あくまで拙見ですが、この曲調を撥弦楽器のソロに置き換えるという作業は、何か相克する要素の解決無くしては成立し得ないと思われるのです。バイレ(踊り)に於いても、相応しい振付が行われるようになったのは比較的最近の事と聞きます。
それが為か、ソロ演奏に聴かれるシギリージャと云うものを聴いて、わたくし自身充足を感じる事は稀でした。

ところが、ディエゴの演奏はどうでしょう!
歌うように弾く素晴らしいトカオール、彼もまたその一人である事は疑いようもありません。だが、それだけでは無い何かが、この人の演奏にはあるのです。胸中の奥底まで掻きむしられるような「トーケのシギリージャ」を聴いたのは、後にも先にも初めてでした。

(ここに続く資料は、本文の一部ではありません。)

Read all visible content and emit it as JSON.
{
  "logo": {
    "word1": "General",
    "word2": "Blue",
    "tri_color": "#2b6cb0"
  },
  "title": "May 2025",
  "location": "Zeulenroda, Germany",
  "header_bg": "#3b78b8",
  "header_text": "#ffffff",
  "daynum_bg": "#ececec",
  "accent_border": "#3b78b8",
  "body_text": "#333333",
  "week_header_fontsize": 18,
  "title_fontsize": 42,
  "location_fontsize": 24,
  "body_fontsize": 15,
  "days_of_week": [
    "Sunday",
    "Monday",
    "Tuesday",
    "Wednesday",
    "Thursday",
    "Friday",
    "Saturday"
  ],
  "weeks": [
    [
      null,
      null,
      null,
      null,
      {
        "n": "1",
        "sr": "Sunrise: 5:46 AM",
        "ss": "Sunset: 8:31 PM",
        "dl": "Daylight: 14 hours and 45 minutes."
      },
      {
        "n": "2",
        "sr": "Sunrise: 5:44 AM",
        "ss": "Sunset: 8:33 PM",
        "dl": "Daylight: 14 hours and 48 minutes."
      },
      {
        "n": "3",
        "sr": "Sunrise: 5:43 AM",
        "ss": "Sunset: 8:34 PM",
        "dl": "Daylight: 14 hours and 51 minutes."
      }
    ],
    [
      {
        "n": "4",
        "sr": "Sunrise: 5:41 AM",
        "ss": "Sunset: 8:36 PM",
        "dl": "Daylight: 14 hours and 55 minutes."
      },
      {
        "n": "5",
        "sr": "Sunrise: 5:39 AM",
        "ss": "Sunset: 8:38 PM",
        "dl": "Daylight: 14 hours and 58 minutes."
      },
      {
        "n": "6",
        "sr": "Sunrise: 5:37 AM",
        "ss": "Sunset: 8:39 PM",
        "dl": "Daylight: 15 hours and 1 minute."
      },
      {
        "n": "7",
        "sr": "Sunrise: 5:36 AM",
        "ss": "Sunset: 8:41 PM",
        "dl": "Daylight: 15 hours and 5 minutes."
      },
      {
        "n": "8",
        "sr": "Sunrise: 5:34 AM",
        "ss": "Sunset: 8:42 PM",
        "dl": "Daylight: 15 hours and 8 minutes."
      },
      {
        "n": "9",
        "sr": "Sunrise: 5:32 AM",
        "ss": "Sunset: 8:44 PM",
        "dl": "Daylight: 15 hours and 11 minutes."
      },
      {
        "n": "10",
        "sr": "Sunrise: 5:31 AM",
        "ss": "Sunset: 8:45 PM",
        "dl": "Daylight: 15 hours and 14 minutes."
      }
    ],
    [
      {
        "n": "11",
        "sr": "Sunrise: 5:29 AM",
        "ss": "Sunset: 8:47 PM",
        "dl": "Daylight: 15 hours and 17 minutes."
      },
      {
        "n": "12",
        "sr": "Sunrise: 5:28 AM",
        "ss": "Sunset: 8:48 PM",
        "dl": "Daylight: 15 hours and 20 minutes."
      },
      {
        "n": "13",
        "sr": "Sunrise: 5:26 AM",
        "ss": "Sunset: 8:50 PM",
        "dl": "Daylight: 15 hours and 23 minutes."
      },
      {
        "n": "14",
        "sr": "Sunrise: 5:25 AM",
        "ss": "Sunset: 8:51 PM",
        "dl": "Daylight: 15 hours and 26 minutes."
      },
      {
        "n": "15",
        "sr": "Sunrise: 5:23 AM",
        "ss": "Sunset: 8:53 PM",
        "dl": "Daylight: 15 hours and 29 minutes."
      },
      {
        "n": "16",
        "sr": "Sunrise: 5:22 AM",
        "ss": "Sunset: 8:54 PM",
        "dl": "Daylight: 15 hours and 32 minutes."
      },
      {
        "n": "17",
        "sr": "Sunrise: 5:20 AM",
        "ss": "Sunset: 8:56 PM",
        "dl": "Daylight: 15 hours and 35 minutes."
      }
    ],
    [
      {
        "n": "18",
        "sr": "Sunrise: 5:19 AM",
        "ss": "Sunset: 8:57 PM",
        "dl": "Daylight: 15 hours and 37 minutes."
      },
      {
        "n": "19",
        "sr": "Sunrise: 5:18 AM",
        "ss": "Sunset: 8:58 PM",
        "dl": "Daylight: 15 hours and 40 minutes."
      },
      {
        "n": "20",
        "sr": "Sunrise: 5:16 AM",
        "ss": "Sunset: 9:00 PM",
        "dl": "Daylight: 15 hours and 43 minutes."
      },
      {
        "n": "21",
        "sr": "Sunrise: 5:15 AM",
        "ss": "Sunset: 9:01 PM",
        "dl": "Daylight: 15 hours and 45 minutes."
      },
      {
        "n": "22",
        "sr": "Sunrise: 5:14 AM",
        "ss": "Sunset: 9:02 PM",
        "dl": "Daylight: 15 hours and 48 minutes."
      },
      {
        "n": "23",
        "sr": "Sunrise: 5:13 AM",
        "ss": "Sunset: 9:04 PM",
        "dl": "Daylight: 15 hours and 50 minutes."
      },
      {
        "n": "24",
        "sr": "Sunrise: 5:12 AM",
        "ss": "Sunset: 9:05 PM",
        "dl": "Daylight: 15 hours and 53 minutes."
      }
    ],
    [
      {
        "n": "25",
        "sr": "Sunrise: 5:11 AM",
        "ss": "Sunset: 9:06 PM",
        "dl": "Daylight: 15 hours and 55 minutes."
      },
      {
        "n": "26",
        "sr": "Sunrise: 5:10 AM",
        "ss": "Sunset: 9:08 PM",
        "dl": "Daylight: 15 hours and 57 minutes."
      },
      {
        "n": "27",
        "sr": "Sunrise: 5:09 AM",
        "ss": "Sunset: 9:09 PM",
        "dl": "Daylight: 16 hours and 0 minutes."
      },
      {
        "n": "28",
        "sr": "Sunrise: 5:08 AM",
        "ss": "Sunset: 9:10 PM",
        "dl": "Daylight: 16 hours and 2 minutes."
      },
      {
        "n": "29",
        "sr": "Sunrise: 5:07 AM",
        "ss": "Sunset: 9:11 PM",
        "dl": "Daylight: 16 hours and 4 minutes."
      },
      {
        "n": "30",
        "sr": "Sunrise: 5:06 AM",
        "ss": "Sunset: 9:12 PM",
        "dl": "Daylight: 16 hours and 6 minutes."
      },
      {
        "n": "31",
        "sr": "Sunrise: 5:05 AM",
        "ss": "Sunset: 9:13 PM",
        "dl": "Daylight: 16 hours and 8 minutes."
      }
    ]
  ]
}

ディエゴのトーケは、他と一体何処が異なると言うのでしょうか?

先述"Nuestro Flamenco 2"の最後に聴かれるブレリアからは、その個性を違った側面から見て取ることが出来ます。
シギリージャとは対照的に、リズミカルで激しい曲調のブレリア。ディエゴは無闇と盛り上げるようなことはせず、聴き手をじりじりと自らのグルーヴに引き込むような演奏を繰り広げています。その中に盛り込まれた山あり、谷ありのフレーズ、ただ追いつ、感じつしている僅かな時間に、聴き手は知らず知らず熱中させられてしまうのです。スタジオにオーディエンスを入れての収録ですが、その反応は楽想と実に良く呼応しています。

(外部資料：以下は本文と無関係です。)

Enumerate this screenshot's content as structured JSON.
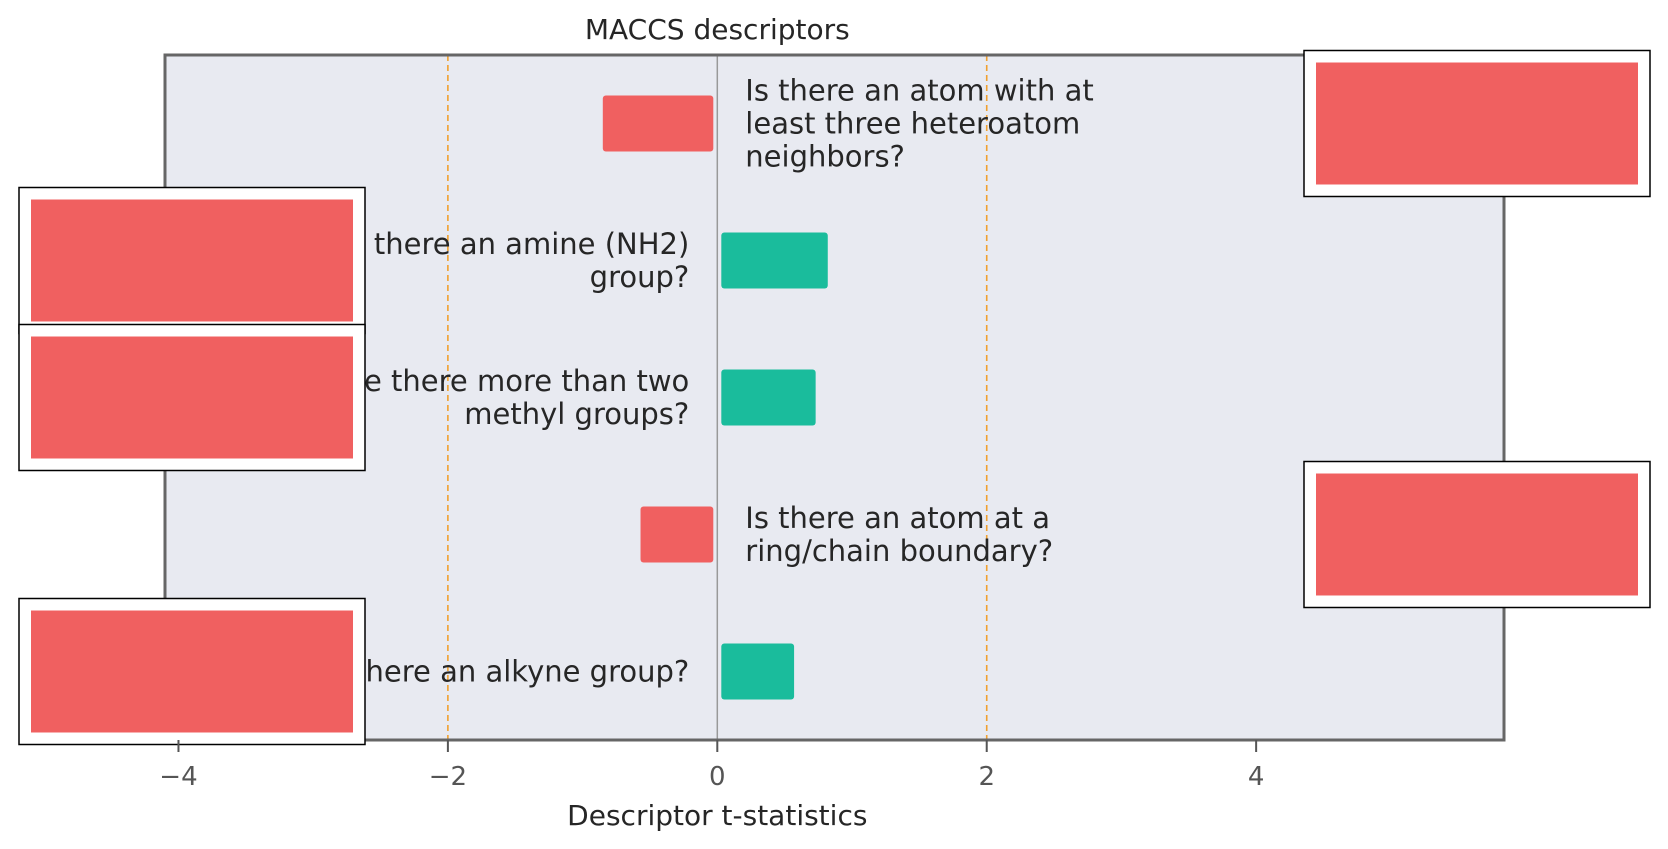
{
  "chart_data": {
    "type": "bar",
    "orientation": "horizontal",
    "title": "MACCS descriptors",
    "xlabel": "Descriptor t-statistics",
    "ylabel": "",
    "xlim": [
      -4.1,
      5.84
    ],
    "xticks": [
      -4,
      -2,
      0,
      2,
      4
    ],
    "xtick_labels": [
      "−4",
      "−2",
      "0",
      "2",
      "4"
    ],
    "threshold_lines": [
      -2,
      2
    ],
    "grid": false,
    "colors": {
      "positive": "#1abc9c",
      "negative": "#f06060",
      "threshold": "#f0a030",
      "zero_line": "#999999",
      "plot_bg": "#e8eaf1",
      "image_placeholder": "#f06060"
    },
    "bars": [
      {
        "label_lines": [
          "Is there an atom with at",
          "least three heteroatom",
          "neighbors?"
        ],
        "value": -0.85
      },
      {
        "label_lines": [
          "Is there an amine (NH2)",
          "group?"
        ],
        "value": 0.82
      },
      {
        "label_lines": [
          "Are there more than two",
          "methyl groups?"
        ],
        "value": 0.73
      },
      {
        "label_lines": [
          "Is there an atom at a",
          "ring/chain boundary?"
        ],
        "value": -0.57
      },
      {
        "label_lines": [
          "Is there an alkyne group?"
        ],
        "value": 0.57
      }
    ]
  }
}
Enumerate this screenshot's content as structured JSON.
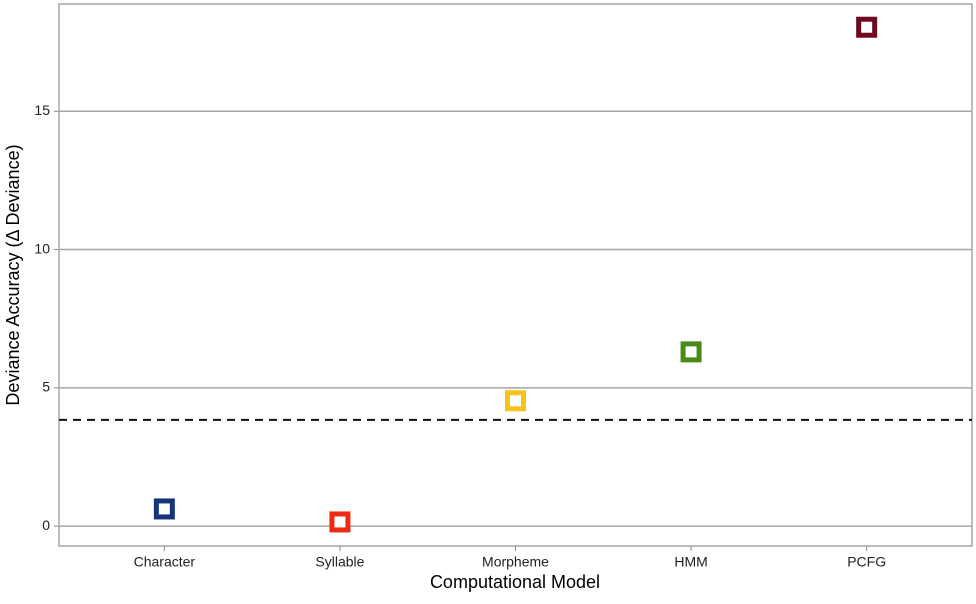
{
  "chart_data": {
    "type": "scatter",
    "x_label": "Computational Model",
    "y_label": "Deviance Accuracy (Δ Deviance)",
    "categories": [
      "Character",
      "Syllable",
      "Morpheme",
      "HMM",
      "PCFG"
    ],
    "values": [
      0.62,
      0.15,
      4.53,
      6.3,
      18.04
    ],
    "colors": [
      "#15347a",
      "#ee2a12",
      "#f8c316",
      "#4a8a17",
      "#6d0a1c"
    ],
    "reference_line": 3.84,
    "ylim": [
      -0.72,
      18.88
    ],
    "yticks": [
      0,
      5,
      10,
      15
    ],
    "grid": true
  }
}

半音階的な楽想を多用している点も、ディエゴの個性を際立たせています。フラメンコには何処か東洋の香りが残っていると言いますが、ディエゴのトーケを聴くと、それを肌身で実感する瞬間があるのです。殊に"DIEGO DEL GASTOR/EL ECO DE UNOS TOQUES"に収録されたトラック、「サンブラ」(ZAMBRA)に至っては、中東のウードと見紛うよう。名もジャンルも伏せて聴かされたのならば、フラメンコと判断するのを躊躇う程です。
奏法に於いても彼は、トリッキーとも言える「弾き崩し」を頻繁に行います。それがまた、聴かせ所を実に良く心得ていて、たまらない魅力なのです。

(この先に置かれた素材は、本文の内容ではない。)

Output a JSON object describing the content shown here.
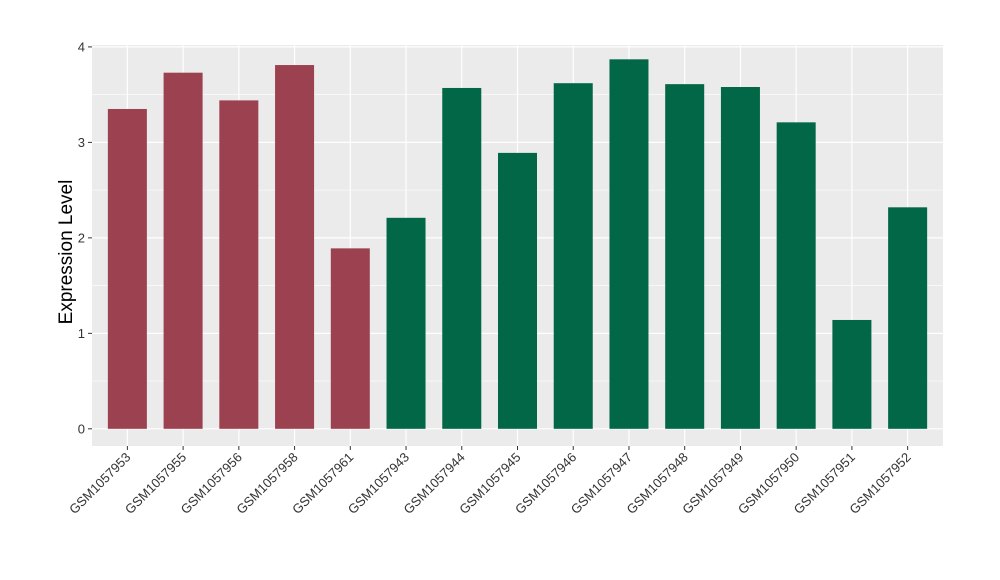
{
  "chart_data": {
    "type": "bar",
    "ylabel": "Expression Level",
    "xlabel": "",
    "title": "",
    "ylim": [
      -0.18,
      4.02
    ],
    "yticks": [
      0,
      1,
      2,
      3,
      4
    ],
    "grid": true,
    "panel_background": "#ebebeb",
    "gridline_color": "#ffffff",
    "legend": "none",
    "categories": [
      "GSM1057953",
      "GSM1057955",
      "GSM1057956",
      "GSM1057958",
      "GSM1057961",
      "GSM1057943",
      "GSM1057944",
      "GSM1057945",
      "GSM1057946",
      "GSM1057947",
      "GSM1057948",
      "GSM1057949",
      "GSM1057950",
      "GSM1057951",
      "GSM1057952"
    ],
    "values": [
      3.35,
      3.73,
      3.44,
      3.81,
      1.89,
      2.21,
      3.57,
      2.89,
      3.62,
      3.87,
      3.61,
      3.58,
      3.21,
      1.14,
      2.32
    ],
    "bar_colors": [
      "#9b4150",
      "#9b4150",
      "#9b4150",
      "#9b4150",
      "#9b4150",
      "#026747",
      "#026747",
      "#026747",
      "#026747",
      "#026747",
      "#026747",
      "#026747",
      "#026747",
      "#026747",
      "#026747"
    ]
  }
}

ディエゴのトーケを一言で表現するならば、それは「乱調の美」だと思います。
カンテに同様のものを見出すならば、マヌエル・トーレ(Manuel Torre,1878-1933)のそれが該当するかもしれません。ただ、マヌエル・トーレの、それも数少ない出来の良いセッションで聴かれる「乱調の美」は、謂わば天性のみを拠り所とするものだと思います。
ディエゴのトーケは何が異なっているかと言えば、彼はひとたびは完璧に磨き上げたスタイルを、再び毀形して新たな美を紡ごうとしている事、それに尽きるのだと感じられてならないのです。
わたくしの場合は、ソロ演奏を聴き得て初めて、先述のホセレーロとの共演の真価も理解出来たような気がしています。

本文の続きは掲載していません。